Le vieil homme paraissait sceptique. Toute la soirée il pensa à ces nouveaux voisins; ils étaient pourtant assez éloignés pour les éviter au cas où ils se montreraient indésirables. Pourtant il ne cessait de ressasser cette idée.

Lorsque, une semaine plus tard, Éric alla rejoindre son père, il lui annonça que les nouveaux habitants de la ferme des Gauthier s'installaient.

- Si tu voyais les meubles, p'pa... ils en ont, jamais ils entreront tout cela dans la maison des Gauthier... c'est chic, dit-il admiratif.

- Et l'équipement agricole, c'est des fermiers, oui ou non? dit Edgar que l'admiration d'Éric exaspérait. Ils ont acheté sans le roulant...

- Je ne sais pas, dit Éric.

- Des fermiers sans machinerie, explosa Edgar.

- Il n'a pas dit qu'ils n'en ont pas, coupa Benoît, il n'en a pas vu, c'est tout.

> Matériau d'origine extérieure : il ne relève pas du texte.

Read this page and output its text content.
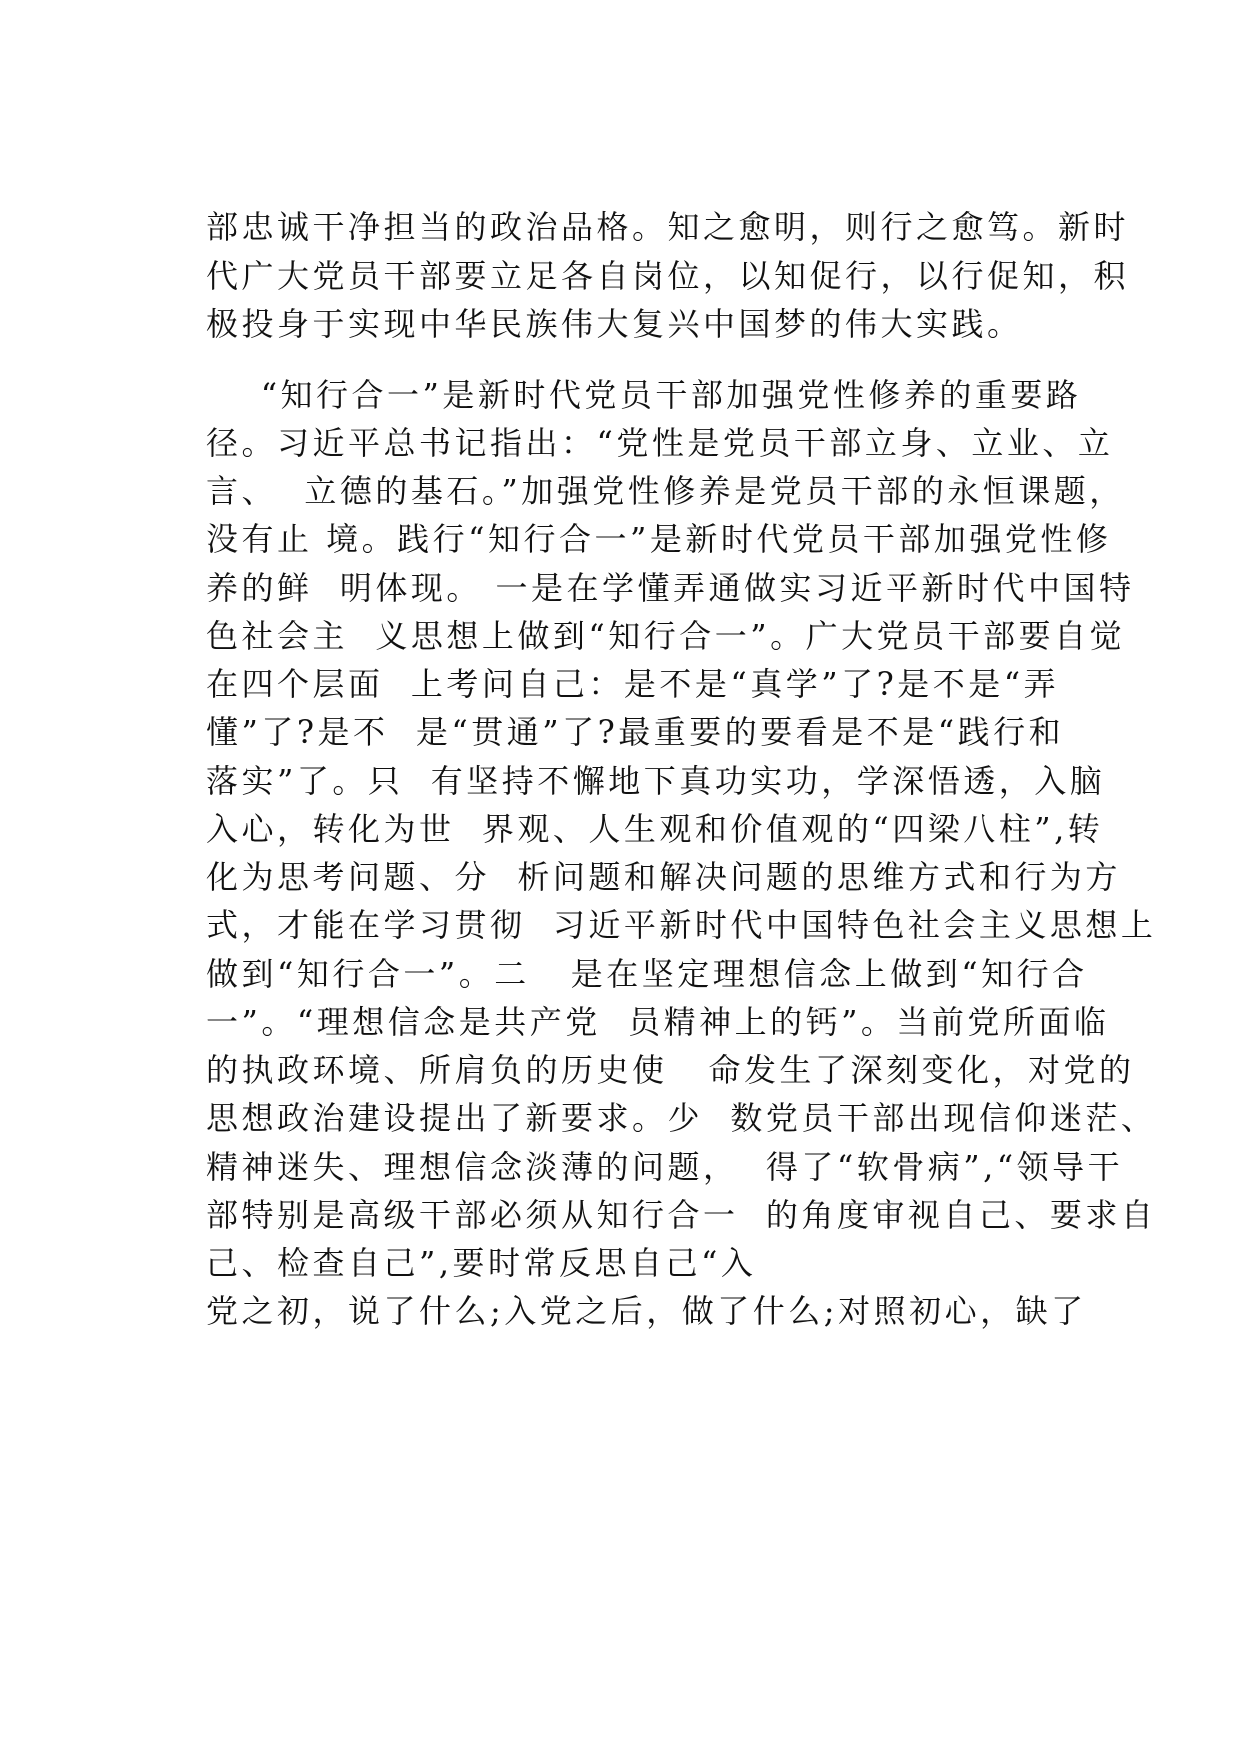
部忠诚干净担当的政治品格。知之愈明，则行之愈笃。新时
代广大党员干部要立足各自岗位，以知促行，以行促知，积
极投身于实现中华民族伟大复兴中国梦的伟大实践。
“知行合一”是新时代党员干部加强党性修养的重要路
径。习近平总书记指出：“党性是党员干部立身、立业、立
言、  立德的基石。”加强党性修养是党员干部的永恒课题，
没有止 境。践行“知行合一”是新时代党员干部加强党性修
养的鲜  明体现。 一是在学懂弄通做实习近平新时代中国特
色社会主  义思想上做到“知行合一”。广大党员干部要自觉
在四个层面  上考问自己：是不是“真学”了?是不是“弄
懂”了?是不  是“贯通”了?最重要的要看是不是“践行和
落实”了。只  有坚持不懈地下真功实功，学深悟透，入脑
入心，转化为世  界观、人生观和价值观的“四梁八柱”,转
化为思考问题、分  析问题和解决问题的思维方式和行为方
式，才能在学习贯彻  习近平新时代中国特色社会主义思想上
做到“知行合一”。二   是在坚定理想信念上做到“知行合
一”。“理想信念是共产党  员精神上的钙”。当前党所面临
的执政环境、所肩负的历史使   命发生了深刻变化，对党的
思想政治建设提出了新要求。少  数党员干部出现信仰迷茫、
精神迷失、理想信念淡薄的问题，  得了“软骨病”,“领导干
部特别是高级干部必须从知行合一  的角度审视自己、要求自
己、检查自己”,要时常反思自己“入
党之初，说了什么;入党之后，做了什么;对照初心，缺了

Laissez-leur le temps de s'installer.

Edgar se contint.

- Vous êtes ben méfiant. Ç'a un nom, ça, la peur des étrangers.

- J'ai pas peur, dit Edgar, qui se sentait pris en faute, j'aimerais savoir...

Il aurait aimé paraître moins intéressé, mais il y parvenait mal. Au fond, il avait peur de ces nouveaux propriétaires, peur de leur puissance. Avec une ferme de l'envergure de celle des Gauthier, bien exploitée, les nouveaux acquéreurs pouvaient dépasser le rendement des Gingras. Les anciens propriétaires avaient toujours connu une piètre rentabilité, Edgar n'avait donc jamais eu à s'inquiéter. Mais voilà que de bons fermiers pouvaient rendre à la terre toute sa fertilité. Il savait que ce sentiment avait aussi un nom, il se défendait d'y céder. Toute la journée il eut honte de sa jalousie; il se révoltait, puis finalement en vint à la conclusion que seule la terre devait avoir raison. Elle seule devait sortir victorieuse. L'ambition et l'envie des hommes n'étaient que verbiage.